PRETORIA – Angola’s economic growth prospects are on the rise as higher oil prices and sounder policies under President Joao Lourenco bring greater stability to Africa’s second biggest crude exporter, the International Monetary Fund said on Friday.
Angola’s economy is expected to expand by 2.25 percent this year from 1 percent in 2017 and growth should reach 5 percent in the medium-term, Ricardo Velloso, IMF division chief for Africa, told reporters in Luanda.
Since coming to power in September, Lourenco has vowed to revive sub-Saharan Africa’s third largest economy, attract investment and combat the endemic corruption that plagued the 38 year rule of his predecessor Jose Eduardo dos Santos.
Velloso said Lourenco’s government had already supported the economy by devaluing the kwanza currency, promising to reduce debt and restructuring state oil company Sonangol. He also said higher oil prices had helped.
“The Angolan economy is experiencing a mild recovery. The new administration is rightly focusing on restoring macroeconomic stability and improving governance,” Velloso said.
“Over the medium term, the outlook is for continued gradual recovery in economic activity but there are risks, including a decline in oil prices and slippages in implementation of the structural reforms to promote economic diversification.”
The IMF does not think a bailout is necessary despite Angola’s heavy debt burden and high inflation, saying Lourenco’s reform plans and a buoyant global debt market should help stabilise public finances, Velloso said.

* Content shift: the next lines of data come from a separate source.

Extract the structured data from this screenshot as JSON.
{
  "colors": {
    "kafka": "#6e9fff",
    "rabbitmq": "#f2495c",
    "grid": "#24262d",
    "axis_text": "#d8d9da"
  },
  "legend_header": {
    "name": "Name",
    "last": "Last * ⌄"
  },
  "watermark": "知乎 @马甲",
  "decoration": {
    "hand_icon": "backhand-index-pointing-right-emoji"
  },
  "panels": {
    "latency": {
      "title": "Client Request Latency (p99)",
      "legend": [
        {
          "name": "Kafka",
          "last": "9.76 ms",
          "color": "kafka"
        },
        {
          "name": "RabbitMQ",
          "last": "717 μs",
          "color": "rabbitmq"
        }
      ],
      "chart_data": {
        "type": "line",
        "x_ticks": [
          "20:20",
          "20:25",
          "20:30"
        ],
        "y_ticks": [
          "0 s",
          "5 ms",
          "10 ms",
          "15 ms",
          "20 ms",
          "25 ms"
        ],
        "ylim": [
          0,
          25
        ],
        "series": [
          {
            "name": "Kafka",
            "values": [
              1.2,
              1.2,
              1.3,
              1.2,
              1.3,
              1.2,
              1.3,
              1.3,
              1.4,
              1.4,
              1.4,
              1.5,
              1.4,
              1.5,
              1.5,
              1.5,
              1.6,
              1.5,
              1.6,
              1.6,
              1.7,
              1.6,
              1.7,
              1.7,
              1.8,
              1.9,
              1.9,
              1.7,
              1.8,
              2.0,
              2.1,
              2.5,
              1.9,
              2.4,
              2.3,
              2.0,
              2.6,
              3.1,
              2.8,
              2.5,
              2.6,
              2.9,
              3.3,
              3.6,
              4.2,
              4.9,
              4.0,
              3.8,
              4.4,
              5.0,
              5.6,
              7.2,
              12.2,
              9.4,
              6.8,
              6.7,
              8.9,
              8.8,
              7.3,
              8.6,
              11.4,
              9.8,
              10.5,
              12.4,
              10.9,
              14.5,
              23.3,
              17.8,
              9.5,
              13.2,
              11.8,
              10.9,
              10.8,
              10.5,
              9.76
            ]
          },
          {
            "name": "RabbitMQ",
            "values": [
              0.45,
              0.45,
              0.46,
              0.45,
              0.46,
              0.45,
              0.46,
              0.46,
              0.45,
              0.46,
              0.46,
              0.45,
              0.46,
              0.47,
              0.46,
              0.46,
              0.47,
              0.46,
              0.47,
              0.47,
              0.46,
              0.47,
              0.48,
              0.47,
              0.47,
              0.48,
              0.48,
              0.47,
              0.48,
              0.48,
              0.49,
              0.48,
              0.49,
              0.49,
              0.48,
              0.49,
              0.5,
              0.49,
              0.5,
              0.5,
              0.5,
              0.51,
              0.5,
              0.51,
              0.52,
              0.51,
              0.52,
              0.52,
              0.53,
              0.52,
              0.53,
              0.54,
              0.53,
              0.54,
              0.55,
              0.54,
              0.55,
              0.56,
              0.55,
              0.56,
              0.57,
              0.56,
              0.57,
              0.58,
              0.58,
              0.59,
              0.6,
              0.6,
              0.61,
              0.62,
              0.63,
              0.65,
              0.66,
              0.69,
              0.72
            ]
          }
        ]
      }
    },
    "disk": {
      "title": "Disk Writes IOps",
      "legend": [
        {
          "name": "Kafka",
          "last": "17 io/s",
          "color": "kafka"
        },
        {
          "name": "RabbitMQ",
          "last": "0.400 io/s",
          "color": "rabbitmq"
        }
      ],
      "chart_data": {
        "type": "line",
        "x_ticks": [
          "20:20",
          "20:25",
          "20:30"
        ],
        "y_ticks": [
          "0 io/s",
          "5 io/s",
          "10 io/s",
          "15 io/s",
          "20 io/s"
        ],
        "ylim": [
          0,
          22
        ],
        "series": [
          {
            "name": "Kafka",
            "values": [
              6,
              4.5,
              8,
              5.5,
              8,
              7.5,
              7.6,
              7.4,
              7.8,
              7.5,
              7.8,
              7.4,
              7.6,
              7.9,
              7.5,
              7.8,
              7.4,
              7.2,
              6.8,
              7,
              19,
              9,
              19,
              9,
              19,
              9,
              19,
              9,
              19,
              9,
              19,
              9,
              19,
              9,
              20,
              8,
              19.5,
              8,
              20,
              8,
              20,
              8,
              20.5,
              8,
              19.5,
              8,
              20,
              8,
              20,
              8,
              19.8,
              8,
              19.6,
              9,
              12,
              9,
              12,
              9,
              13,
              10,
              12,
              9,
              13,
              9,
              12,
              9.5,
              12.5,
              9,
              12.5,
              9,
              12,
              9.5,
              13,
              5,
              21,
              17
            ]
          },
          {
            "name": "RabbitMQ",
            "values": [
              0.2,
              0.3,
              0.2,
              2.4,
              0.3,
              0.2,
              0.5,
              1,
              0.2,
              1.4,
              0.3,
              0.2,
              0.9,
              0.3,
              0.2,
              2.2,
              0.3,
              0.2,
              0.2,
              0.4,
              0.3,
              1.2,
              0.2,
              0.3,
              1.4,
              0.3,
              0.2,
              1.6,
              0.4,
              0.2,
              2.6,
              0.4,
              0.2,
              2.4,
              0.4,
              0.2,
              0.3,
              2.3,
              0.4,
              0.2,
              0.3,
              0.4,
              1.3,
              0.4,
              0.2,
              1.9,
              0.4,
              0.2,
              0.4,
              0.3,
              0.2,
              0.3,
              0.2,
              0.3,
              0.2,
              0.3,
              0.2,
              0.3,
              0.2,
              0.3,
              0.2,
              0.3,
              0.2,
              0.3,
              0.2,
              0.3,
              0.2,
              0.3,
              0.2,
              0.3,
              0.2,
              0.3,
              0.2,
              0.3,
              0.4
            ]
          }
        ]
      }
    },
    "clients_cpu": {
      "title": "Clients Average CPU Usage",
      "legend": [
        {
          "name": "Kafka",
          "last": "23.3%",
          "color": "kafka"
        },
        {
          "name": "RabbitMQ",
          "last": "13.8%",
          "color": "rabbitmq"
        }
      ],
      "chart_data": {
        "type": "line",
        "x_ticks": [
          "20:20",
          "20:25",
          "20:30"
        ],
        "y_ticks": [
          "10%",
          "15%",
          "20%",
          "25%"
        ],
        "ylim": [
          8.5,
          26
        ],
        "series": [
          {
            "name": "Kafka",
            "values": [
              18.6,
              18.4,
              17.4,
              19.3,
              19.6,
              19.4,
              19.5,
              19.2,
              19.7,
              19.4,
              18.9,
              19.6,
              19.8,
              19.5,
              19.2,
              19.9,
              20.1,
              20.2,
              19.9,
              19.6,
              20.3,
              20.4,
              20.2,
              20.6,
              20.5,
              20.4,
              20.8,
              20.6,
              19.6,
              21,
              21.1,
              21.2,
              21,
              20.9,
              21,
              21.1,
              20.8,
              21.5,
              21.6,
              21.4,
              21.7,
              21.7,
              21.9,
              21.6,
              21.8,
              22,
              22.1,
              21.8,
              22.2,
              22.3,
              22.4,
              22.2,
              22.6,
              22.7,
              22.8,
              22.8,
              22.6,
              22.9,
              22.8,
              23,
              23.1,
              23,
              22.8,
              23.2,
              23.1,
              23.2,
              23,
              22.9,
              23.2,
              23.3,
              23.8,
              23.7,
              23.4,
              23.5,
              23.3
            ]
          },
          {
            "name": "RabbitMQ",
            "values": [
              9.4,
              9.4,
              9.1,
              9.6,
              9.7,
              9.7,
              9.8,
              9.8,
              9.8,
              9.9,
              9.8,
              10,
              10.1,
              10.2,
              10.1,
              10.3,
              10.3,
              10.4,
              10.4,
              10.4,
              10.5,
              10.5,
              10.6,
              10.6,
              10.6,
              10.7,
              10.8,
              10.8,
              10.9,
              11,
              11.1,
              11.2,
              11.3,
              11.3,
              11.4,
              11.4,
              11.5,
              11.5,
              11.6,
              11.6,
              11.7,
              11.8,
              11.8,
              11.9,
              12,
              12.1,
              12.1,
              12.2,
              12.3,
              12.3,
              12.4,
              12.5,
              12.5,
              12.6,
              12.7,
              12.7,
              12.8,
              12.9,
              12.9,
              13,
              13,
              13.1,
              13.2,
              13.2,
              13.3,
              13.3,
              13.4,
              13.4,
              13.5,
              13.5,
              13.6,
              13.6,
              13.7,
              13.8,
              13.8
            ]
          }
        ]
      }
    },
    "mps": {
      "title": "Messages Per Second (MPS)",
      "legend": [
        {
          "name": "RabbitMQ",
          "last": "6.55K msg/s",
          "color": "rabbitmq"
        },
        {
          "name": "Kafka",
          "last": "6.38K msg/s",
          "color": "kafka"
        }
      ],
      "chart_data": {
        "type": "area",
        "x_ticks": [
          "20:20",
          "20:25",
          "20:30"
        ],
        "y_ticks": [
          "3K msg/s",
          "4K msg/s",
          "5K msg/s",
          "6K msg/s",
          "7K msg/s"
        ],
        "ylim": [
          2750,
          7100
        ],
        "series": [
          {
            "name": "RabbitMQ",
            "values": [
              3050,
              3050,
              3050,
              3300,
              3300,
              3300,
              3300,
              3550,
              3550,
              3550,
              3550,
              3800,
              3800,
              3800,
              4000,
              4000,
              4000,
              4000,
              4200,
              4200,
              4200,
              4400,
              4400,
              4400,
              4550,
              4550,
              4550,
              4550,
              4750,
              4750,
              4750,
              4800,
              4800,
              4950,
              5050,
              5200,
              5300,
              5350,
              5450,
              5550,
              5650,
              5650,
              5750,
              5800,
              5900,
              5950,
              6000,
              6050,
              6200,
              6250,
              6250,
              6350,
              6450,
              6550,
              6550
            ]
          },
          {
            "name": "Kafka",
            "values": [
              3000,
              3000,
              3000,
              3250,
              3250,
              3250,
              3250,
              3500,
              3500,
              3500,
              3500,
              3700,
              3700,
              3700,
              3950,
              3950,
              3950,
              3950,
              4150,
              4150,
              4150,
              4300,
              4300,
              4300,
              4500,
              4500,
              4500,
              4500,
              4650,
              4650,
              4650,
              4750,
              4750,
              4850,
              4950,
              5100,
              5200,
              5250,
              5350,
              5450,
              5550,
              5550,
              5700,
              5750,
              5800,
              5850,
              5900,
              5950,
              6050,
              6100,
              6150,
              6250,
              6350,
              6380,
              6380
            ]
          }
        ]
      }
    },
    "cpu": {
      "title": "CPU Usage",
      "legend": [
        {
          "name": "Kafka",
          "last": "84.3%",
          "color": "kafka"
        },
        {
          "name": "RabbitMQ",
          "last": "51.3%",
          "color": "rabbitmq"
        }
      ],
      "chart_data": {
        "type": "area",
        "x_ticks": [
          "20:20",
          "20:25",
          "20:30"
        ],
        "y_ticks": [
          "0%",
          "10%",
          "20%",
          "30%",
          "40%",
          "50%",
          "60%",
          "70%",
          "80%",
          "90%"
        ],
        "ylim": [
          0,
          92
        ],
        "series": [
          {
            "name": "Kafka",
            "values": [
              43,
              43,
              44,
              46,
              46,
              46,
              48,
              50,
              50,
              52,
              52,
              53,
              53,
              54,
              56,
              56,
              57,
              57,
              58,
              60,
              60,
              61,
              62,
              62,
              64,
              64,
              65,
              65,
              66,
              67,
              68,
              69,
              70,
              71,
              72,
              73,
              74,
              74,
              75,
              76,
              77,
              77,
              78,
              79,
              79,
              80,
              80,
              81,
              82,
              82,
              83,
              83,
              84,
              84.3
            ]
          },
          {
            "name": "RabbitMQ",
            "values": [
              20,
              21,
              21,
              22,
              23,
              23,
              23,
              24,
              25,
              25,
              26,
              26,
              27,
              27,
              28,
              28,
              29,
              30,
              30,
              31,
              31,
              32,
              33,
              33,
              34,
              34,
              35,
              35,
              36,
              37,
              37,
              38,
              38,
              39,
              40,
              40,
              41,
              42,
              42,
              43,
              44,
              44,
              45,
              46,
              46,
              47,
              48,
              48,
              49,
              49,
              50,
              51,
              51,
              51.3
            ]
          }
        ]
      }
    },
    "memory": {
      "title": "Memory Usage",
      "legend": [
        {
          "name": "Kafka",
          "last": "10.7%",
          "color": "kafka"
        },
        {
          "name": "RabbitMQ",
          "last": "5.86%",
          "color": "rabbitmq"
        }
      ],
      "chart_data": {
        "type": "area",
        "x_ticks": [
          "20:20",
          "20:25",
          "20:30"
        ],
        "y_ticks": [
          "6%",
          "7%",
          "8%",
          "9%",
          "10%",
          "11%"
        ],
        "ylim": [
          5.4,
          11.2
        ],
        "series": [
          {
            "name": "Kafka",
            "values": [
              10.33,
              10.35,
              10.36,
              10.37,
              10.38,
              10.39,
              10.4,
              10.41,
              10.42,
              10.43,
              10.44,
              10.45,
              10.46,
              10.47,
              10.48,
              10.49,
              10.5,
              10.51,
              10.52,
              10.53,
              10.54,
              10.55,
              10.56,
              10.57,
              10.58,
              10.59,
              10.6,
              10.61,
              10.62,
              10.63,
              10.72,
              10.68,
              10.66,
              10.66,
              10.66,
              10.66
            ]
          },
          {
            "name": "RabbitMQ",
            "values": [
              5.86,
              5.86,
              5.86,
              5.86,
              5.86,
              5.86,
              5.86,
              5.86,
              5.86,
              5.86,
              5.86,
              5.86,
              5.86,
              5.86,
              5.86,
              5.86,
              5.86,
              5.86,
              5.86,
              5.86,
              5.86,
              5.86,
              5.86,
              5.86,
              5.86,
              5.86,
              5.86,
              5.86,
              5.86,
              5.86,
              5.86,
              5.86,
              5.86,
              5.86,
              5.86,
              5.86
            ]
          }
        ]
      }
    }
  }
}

The IMF supports the Angolan government’s policy of extending maturities on debt rather than restructuring, he said.
“With the higher oil price and decent access to external financing for frontier and emerging markets there isn’t a need for IMF financing for Angola,” Velloso said in response to a question about a possible bailout.
“Obviously if we receive a request we will analyse it with care like with any member country of the IMF.”
Inflation was expected to reach 24.75 percent year-on-year by the end of the year compared to 22.72 percent in January, the IMF predicts.